"I HAVE ALWAYS IMAGINED THAT PARADISE WILL BE A KIND OF LIBRARY. "

Jorge Luis Borges

Sunday, August 21, 2011

“KILLING FLOOR”  By Lee Child
      The First Jack Reacher Novel

Killing Floor (Jack Reacher Series #1)2011 Book Review #92

          Publishers Weekly Review

Although the tale is built around a coincidence as big as the author's talent, beautifully detailed action scenes and fascinating story about currency and counterfeiting enliven this taut and tough-minded first novel by British TV writer Child.

Out of sheer restlessness and ruthlessness, 36-year-old ex-military policeman Jack Reacher persuades a Greyhound bus driver to make an unscheduled stop in Margrave, the small Georgia town where Reacher's brother, a U.S. Treasury official, just happens to have been murdered a few hours earlier. Reacher doesn't know about his brother's death or suspect his presence in the town.

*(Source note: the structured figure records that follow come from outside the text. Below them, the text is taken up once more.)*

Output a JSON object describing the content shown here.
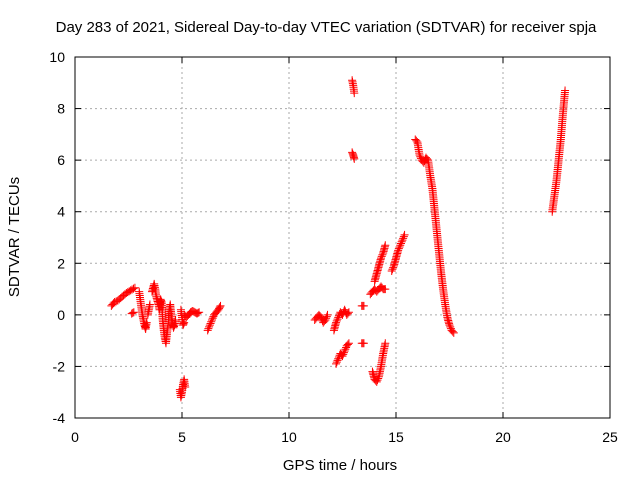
{
  "chart_data": {
    "type": "scatter",
    "title": "Day 283 of 2021, Sidereal Day-to-day VTEC variation (SDTVAR) for receiver spja",
    "xlabel": "GPS time / hours",
    "ylabel": "SDTVAR / TECUs",
    "xlim": [
      0,
      25
    ],
    "ylim": [
      -4,
      10
    ],
    "xticks": [
      0,
      5,
      10,
      15,
      20,
      25
    ],
    "yticks": [
      -4,
      -2,
      0,
      2,
      4,
      6,
      8,
      10
    ],
    "grid": true,
    "marker": "+",
    "color": "#ff0000",
    "segments": [
      {
        "x": [
          1.7,
          1.85,
          2.0,
          2.2,
          2.4,
          2.6,
          2.8
        ],
        "y": [
          0.35,
          0.5,
          0.55,
          0.7,
          0.85,
          0.95,
          1.05
        ]
      },
      {
        "x": [
          2.65,
          2.75
        ],
        "y": [
          0.05,
          0.1
        ]
      },
      {
        "x": [
          3.0,
          3.05,
          3.1,
          3.15,
          3.2,
          3.25,
          3.3,
          3.35
        ],
        "y": [
          0.9,
          0.6,
          0.3,
          0.0,
          -0.2,
          -0.4,
          -0.55,
          -0.3
        ]
      },
      {
        "x": [
          3.4,
          3.45,
          3.5
        ],
        "y": [
          0.0,
          0.2,
          0.4
        ]
      },
      {
        "x": [
          3.6,
          3.7,
          3.75,
          3.8,
          3.9,
          3.95,
          4.0,
          4.05,
          4.1,
          4.15,
          4.2,
          4.25,
          4.3,
          4.35,
          4.4,
          4.45,
          4.5,
          4.55,
          4.6,
          4.65,
          4.7
        ],
        "y": [
          0.9,
          1.2,
          1.0,
          0.7,
          0.4,
          0.2,
          0.6,
          0.5,
          -0.2,
          -0.6,
          -0.9,
          -1.1,
          -0.7,
          -0.4,
          0.2,
          0.4,
          0.0,
          -0.3,
          -0.5,
          -0.4,
          -0.2
        ]
      },
      {
        "x": [
          4.95,
          5.0,
          5.05,
          5.1
        ],
        "y": [
          0.2,
          -0.1,
          -0.4,
          -0.3
        ]
      },
      {
        "x": [
          5.1,
          5.2,
          5.3,
          5.4,
          5.5,
          5.6,
          5.7,
          5.8
        ],
        "y": [
          0.0,
          -0.1,
          0.0,
          0.1,
          0.15,
          0.1,
          0.05,
          0.1
        ]
      },
      {
        "x": [
          4.9,
          4.95,
          5.0,
          5.05,
          5.1,
          5.15
        ],
        "y": [
          -2.9,
          -3.2,
          -3.0,
          -2.7,
          -2.5,
          -2.8
        ]
      },
      {
        "x": [
          6.2,
          6.3,
          6.4,
          6.5,
          6.6,
          6.7,
          6.8
        ],
        "y": [
          -0.6,
          -0.4,
          -0.2,
          0.0,
          0.1,
          0.2,
          0.35
        ]
      },
      {
        "x": [
          11.2,
          11.3,
          11.4,
          11.5,
          11.6,
          11.7,
          11.8
        ],
        "y": [
          -0.2,
          -0.1,
          0.0,
          -0.1,
          -0.3,
          -0.2,
          0.0
        ]
      },
      {
        "x": [
          12.1,
          12.2,
          12.3,
          12.4,
          12.5,
          12.6,
          12.7,
          12.8
        ],
        "y": [
          -0.6,
          -0.3,
          -0.1,
          0.1,
          0.0,
          0.2,
          0.0,
          0.1
        ]
      },
      {
        "x": [
          12.2,
          12.3,
          12.4,
          12.5,
          12.6,
          12.7,
          12.8
        ],
        "y": [
          -1.9,
          -1.7,
          -1.5,
          -1.6,
          -1.4,
          -1.2,
          -1.1
        ]
      },
      {
        "x": [
          12.95,
          13.0,
          13.05
        ],
        "y": [
          9.1,
          8.9,
          8.6
        ]
      },
      {
        "x": [
          12.95,
          13.0,
          13.05
        ],
        "y": [
          6.3,
          6.2,
          6.05
        ]
      },
      {
        "x": [
          13.4,
          13.5
        ],
        "y": [
          -1.1,
          -1.1
        ]
      },
      {
        "x": [
          13.4,
          13.5
        ],
        "y": [
          0.35,
          0.35
        ]
      },
      {
        "x": [
          13.8,
          13.9,
          14.0,
          14.1,
          14.2,
          14.3,
          14.4,
          14.5
        ],
        "y": [
          0.8,
          0.9,
          1.0,
          0.9,
          1.0,
          1.1,
          1.0,
          1.0
        ]
      },
      {
        "x": [
          14.0,
          14.1,
          14.2,
          14.3,
          14.4,
          14.5
        ],
        "y": [
          1.3,
          1.6,
          1.9,
          2.2,
          2.4,
          2.7
        ]
      },
      {
        "x": [
          13.9,
          14.0,
          14.1,
          14.2,
          14.3,
          14.4,
          14.5
        ],
        "y": [
          -2.2,
          -2.5,
          -2.6,
          -2.4,
          -2.0,
          -1.5,
          -1.1
        ]
      },
      {
        "x": [
          14.8,
          14.9,
          15.0,
          15.1,
          15.2,
          15.3,
          15.4
        ],
        "y": [
          1.7,
          1.9,
          2.2,
          2.5,
          2.7,
          2.9,
          3.1
        ]
      },
      {
        "x": [
          15.9,
          16.0,
          16.1,
          16.2,
          16.3,
          16.4,
          16.5,
          16.6,
          16.7,
          16.8,
          16.9,
          17.0,
          17.1,
          17.2,
          17.3,
          17.4,
          17.5,
          17.6,
          17.7
        ],
        "y": [
          6.8,
          6.7,
          6.2,
          6.0,
          5.9,
          6.1,
          6.0,
          5.4,
          4.9,
          4.1,
          3.3,
          2.5,
          1.7,
          1.0,
          0.4,
          -0.1,
          -0.4,
          -0.6,
          -0.7
        ]
      },
      {
        "x": [
          22.3,
          22.4,
          22.5,
          22.6,
          22.7,
          22.8,
          22.9
        ],
        "y": [
          4.0,
          4.6,
          5.2,
          6.0,
          6.8,
          7.8,
          8.7
        ]
      }
    ]
  }
}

Indeed, when he's arrested in a local diner for being a conspicuously mysterious stranger, Reacher tells the detective who interviews him that he dropped off the bus to investigate the death of Blind Blake, a guitar player murdered in Margrave 60 years ago.

Downsized out of the military, Reacher has cutting-edge investigative and killing skills that come in handy the moment he learns of his brother's murder. This combination of events is so unbelievably convenient that it almost overwhelms the book's solid writing. The reader expects the other shoe to drop…for Reacher to be revealed as an undercover agent, or some such; but it never does.

Otherwise, Child writes with a hand as strong and steady as steel. Margrave is a wonderful creation, a seemingly picture- perfect community under the care of a mysterious foundation where the streets are always swept and the people who run the tiny local businesses get grants of $1000 a week to stay open.

Two scenes of brutal violence in a nearby prison are rendered with exquisite precision, as is a stalking murder inside the baggage area of the Atlanta airport, and the vast counterfeiting conspiracy that Reacher's brother was probing is wholly credible.

My Thoughts:  I agree with the review.  A lot of coincidence here, but I love Reacher’s character and since this was the first of that series, I’ll go with it!